FICCI’s nine mantras to curb black money

Shishir Sinha New Delhi | Updated on February 19, 2015 Published on February 19, 2015



Industry chamber FICCI has suggested a 9-point agenda to curb the generation of black money. It has submitted a report titled ‘Widening of tax base and tackling black money’ to the Finance Ministry.

“Beyond the issue of unaccounted monies lying overseas, however, is the issue of unaccounted monies lying in India and what is perceived to be the parallel economy,” the report said.

It mentioned that black money generation in India primarily takes place through two sources. The first source includes those activities which are not permitted by the law, such as crime, drug trade, terrorism and corruption. The second is through a legally permissible activity but not accounted for and/or reported to public authorities which may result in tax evasion.

Tax evasion involves misreporting or non-reporting of the transactions in the books of account. Manipulation of financial statements results in the generation of unaccounted income that amounts to black money.

Quoting research papers, the report said that about a third of India’s black money transactions are believed to be in real estate, followed by manufacturing, and purchase of jewellery and consumer goods.
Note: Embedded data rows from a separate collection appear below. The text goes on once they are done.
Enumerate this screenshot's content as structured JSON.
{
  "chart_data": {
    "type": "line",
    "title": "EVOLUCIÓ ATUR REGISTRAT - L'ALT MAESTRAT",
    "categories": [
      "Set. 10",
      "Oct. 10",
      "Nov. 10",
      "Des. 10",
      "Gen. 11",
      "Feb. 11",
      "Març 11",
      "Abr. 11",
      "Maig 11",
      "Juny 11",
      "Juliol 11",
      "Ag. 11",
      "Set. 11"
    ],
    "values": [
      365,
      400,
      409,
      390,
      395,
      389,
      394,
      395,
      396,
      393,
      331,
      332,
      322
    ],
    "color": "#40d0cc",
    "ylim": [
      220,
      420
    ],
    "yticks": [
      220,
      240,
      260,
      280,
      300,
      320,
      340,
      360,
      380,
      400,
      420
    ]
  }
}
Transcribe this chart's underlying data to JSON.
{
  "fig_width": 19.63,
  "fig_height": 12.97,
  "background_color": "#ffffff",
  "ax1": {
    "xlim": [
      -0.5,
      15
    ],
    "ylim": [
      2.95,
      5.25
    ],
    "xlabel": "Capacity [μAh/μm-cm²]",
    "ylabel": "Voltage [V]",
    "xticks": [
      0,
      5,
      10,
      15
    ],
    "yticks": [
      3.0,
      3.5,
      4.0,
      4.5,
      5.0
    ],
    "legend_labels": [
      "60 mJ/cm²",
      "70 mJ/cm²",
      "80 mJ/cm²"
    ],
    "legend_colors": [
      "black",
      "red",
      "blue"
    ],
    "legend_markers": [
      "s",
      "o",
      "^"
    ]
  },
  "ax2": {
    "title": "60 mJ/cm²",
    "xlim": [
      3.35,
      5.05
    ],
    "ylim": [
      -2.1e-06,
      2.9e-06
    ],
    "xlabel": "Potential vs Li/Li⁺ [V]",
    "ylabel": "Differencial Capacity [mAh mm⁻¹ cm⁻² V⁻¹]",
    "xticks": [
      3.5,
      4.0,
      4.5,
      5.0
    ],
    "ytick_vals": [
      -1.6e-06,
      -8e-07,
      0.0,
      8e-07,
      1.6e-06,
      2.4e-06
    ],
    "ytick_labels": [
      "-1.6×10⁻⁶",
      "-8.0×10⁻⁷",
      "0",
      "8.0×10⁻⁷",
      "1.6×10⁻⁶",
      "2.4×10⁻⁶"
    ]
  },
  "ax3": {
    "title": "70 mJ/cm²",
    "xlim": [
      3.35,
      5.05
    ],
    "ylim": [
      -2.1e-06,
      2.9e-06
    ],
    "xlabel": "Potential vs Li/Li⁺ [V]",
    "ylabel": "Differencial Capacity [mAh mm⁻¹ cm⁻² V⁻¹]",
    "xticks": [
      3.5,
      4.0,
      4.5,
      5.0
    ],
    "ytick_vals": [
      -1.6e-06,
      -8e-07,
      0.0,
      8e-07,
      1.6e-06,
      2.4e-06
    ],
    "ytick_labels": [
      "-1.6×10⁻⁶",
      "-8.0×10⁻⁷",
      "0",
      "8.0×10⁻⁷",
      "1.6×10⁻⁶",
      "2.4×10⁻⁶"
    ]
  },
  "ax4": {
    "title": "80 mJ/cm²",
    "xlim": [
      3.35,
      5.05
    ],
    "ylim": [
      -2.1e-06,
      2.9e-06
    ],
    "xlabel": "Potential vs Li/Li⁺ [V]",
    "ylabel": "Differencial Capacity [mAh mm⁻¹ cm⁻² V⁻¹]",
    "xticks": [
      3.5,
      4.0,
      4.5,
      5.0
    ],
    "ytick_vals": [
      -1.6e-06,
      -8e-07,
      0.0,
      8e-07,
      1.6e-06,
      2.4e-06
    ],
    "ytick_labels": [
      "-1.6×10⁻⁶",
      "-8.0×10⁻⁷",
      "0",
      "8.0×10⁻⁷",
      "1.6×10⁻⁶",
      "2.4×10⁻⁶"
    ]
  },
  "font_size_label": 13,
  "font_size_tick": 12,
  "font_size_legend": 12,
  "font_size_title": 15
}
In order to curb the generation of black money, the report has suggested policy action by Government. It said that there is need to Incentivise transactions through credit/debit cards and other banking instruments.

It is recommended that the Government may provide some incentives so that dealers (particularly of high valued items like jewellery, FMCG etc.) are encouraged to accept payments through credit card / debit card and other banking instruments. These incentives could take the form of an additional deduction from income relatable to the transaction value for calculating the tax liability or a reduced Value Added Tax (VAT).

Its second recommendation is about establishing a central database to facilitate storing of invoices issued by FMCG companies to small businesses across the country. The database can be then used to effectively monitor the purchases made by these small businesses from FMCG stores and the corresponding sales reported by them. This will help in detecting any discrepancy in sales reported by small businesses and probable chain of generation of black money, it said.

Regarding reforms in real estate, the report said that as the registration charges and taxes are dependent on the value of the transaction, buyers under-report the value to avoid paying higher taxes and charges (by making a portion of the payment in cash). This enables the parties involved to declare lower transaction values. Here, it suggests splitting taxes and charges at the time of registration can be split into two parts - a fixed component and a variable component.

“Irrespective of the reported value of the property a fixed component be paid to civic authorities, while the variable component may be dependent on the current market prices of the property. The market price of a property may be determined by an independent government approved agency. The value of the property reported by the agency may form the basis for calculating the taxes and charges to be paid by the buyer,” it said.